Many people look forward to the change of seasons. Sadly, for another beleaguered group of individuals, the changing seasons signal something more unpleasant, uncomfortable and trying. Anyone with seasonal allergy symptoms will understand this to be allergy season, and along with that are many physical developments that need to be managed. Understanding seasonal allergy symptoms is the first step in their control and eventual eradication.
Cold or allergies? It’s the age-old question. In some ways, the reason doesn’t much matter — you feel rotten either way. Seasonal allergies produce symptoms that are very cold-like. Runny nose, sneezing, and congested and painful sinuses can signal the onset of allergies or the common cold. Symptoms also may affect the eyes, which often become itchy and watery upon exposure to the allergen.
Causes of seasonal allergy symptoms are many. Allergies may feel like a cold, but are the result of an environmental irritant, not of a virus. Many things can cause seasonal allergy symptoms to occur. The irritant can come from an indoor or outdoor allergen source. Pollen, dust mites, pet dander, mold, mildew, leaves and grasses all have the potentially same effect in people so predisposed. In these cases, the body's immune system views the allergen as it would a harmful infection and sends out the attack. Once exposed to the allergen, it takes mere minutes for the body to send out helper chemicals, including histamines that cause the uncomfortable symptoms.
Seasonal allergies are common. If you have seasonal allergies, do not be dismayed. You are not alone. The Mayo Clinic states that approximately 20 percent of people are affected by seasonal allergies.
Seasonal allergy symptoms can occur any time.
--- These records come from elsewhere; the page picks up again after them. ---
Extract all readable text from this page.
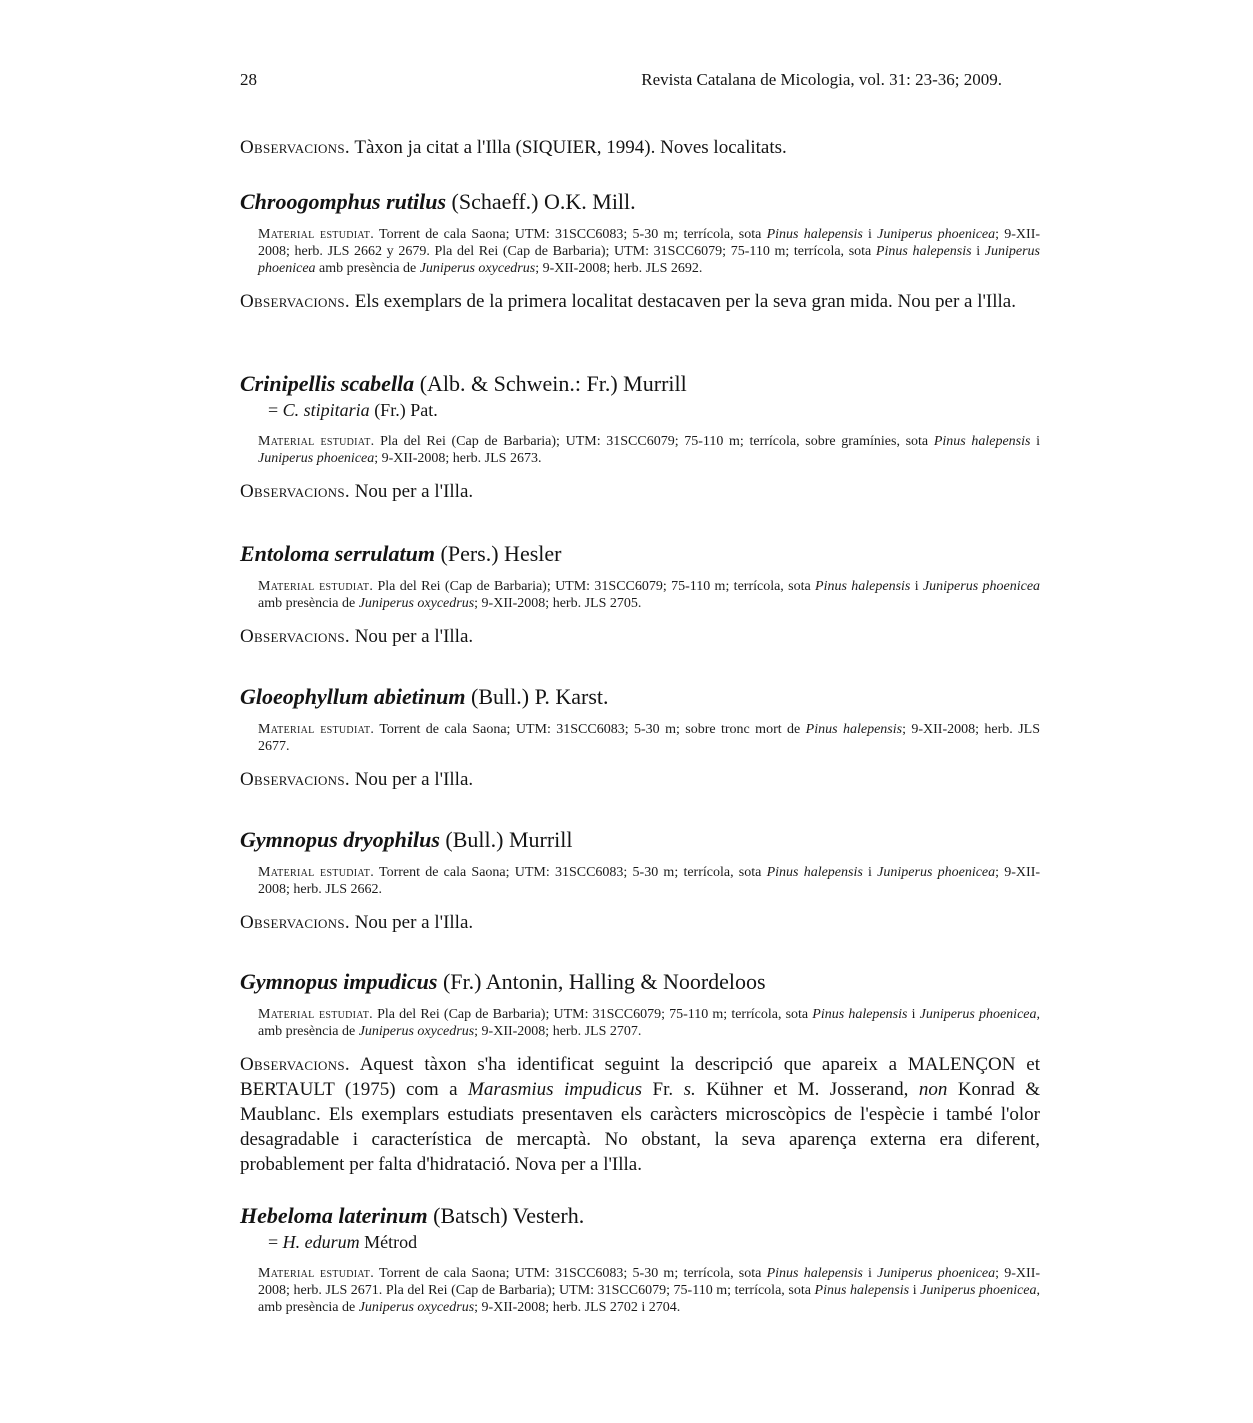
28	Revista Catalana de Micologia, vol. 31: 23-36; 2009.
Observacions. Tàxon ja citat a l'Illa (SIQUIER, 1994). Noves localitats.
Chroogomphus rutilus (Schaeff.) O.K. Mill.
Material estudiat. Torrent de cala Saona; UTM: 31SCC6083; 5-30 m; terrícola, sota Pinus halepensis i Juniperus phoenicea; 9-XII-2008; herb. JLS 2662 y 2679. Pla del Rei (Cap de Barbaria); UTM: 31SCC6079; 75-110 m; terrícola, sota Pinus halepensis i Juniperus phoenicea amb presència de Juniperus oxycedrus; 9-XII-2008; herb. JLS 2692.
Observacions. Els exemplars de la primera localitat destacaven per la seva gran mida. Nou per a l'Illa.
Crinipellis scabella (Alb. & Schwein.: Fr.) Murrill
= C. stipitaria (Fr.) Pat.
Material estudiat. Pla del Rei (Cap de Barbaria); UTM: 31SCC6079; 75-110 m; terrícola, sobre gramínies, sota Pinus halepensis i Juniperus phoenicea; 9-XII-2008; herb. JLS 2673.
Observacions. Nou per a l'Illa.
Entoloma serrulatum (Pers.) Hesler
Material estudiat. Pla del Rei (Cap de Barbaria); UTM: 31SCC6079; 75-110 m; terrícola, sota Pinus halepensis i Juniperus phoenicea amb presència de Juniperus oxycedrus; 9-XII-2008; herb. JLS 2705.
Observacions. Nou per a l'Illa.
Gloeophyllum abietinum (Bull.) P. Karst.
Material estudiat. Torrent de cala Saona; UTM: 31SCC6083; 5-30 m; sobre tronc mort de Pinus halepensis; 9-XII-2008; herb. JLS 2677.
Observacions. Nou per a l'Illa.
Gymnopus dryophilus (Bull.) Murrill
Material estudiat. Torrent de cala Saona; UTM: 31SCC6083; 5-30 m; terrícola, sota Pinus halepensis i Juniperus phoenicea; 9-XII-2008; herb. JLS 2662.
Observacions. Nou per a l'Illa.
Gymnopus impudicus (Fr.) Antonin, Halling & Noordeloos
Material estudiat. Pla del Rei (Cap de Barbaria); UTM: 31SCC6079; 75-110 m; terrícola, sota Pinus halepensis i Juniperus phoenicea, amb presència de Juniperus oxycedrus; 9-XII-2008; herb. JLS 2707.
Observacions. Aquest tàxon s'ha identificat seguint la descripció que apareix a MALENÇON et BERTAULT (1975) com a Marasmius impudicus Fr. s. Kühner et M. Josserand, non Konrad & Maublanc. Els exemplars estudiats presentaven els caràcters microscòpics de l'espècie i també l'olor desagradable i característica de mercaptà. No obstant, la seva aparença externa era diferent, probablement per falta d'hidratació. Nova per a l'Illa.
Hebeloma laterinum (Batsch) Vesterh.
= H. edurum Métrod
Material estudiat. Torrent de cala Saona; UTM: 31SCC6083; 5-30 m; terrícola, sota Pinus halepensis i Juniperus phoenicea; 9-XII-2008; herb. JLS 2671. Pla del Rei (Cap de Barbaria); UTM: 31SCC6079; 75-110 m; terrícola, sota Pinus halepensis i Juniperus phoenicea, amb presència de Juniperus oxycedrus; 9-XII-2008; herb. JLS 2702 i 2704.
You may think that the change of seasons is the only time you should be experiencing allergic symptoms. That is not true. In fact, seasonal allergy symptoms like watery eyes, runny nose, headache, sneezing and even congested sinuses can happen any time of year, all year, or wax and wane with peaks in the spring, summer and fall.
There's hope for seasonal allergy sufferers. Fortunately, you can do many things you can do to alleviate your symptoms. Be certain you get checked out by your physician and obtain a proper diagnosis before treating for seasonal allergy symptoms. Medicating yourself unnecessarily is wasteful and potentially harmful.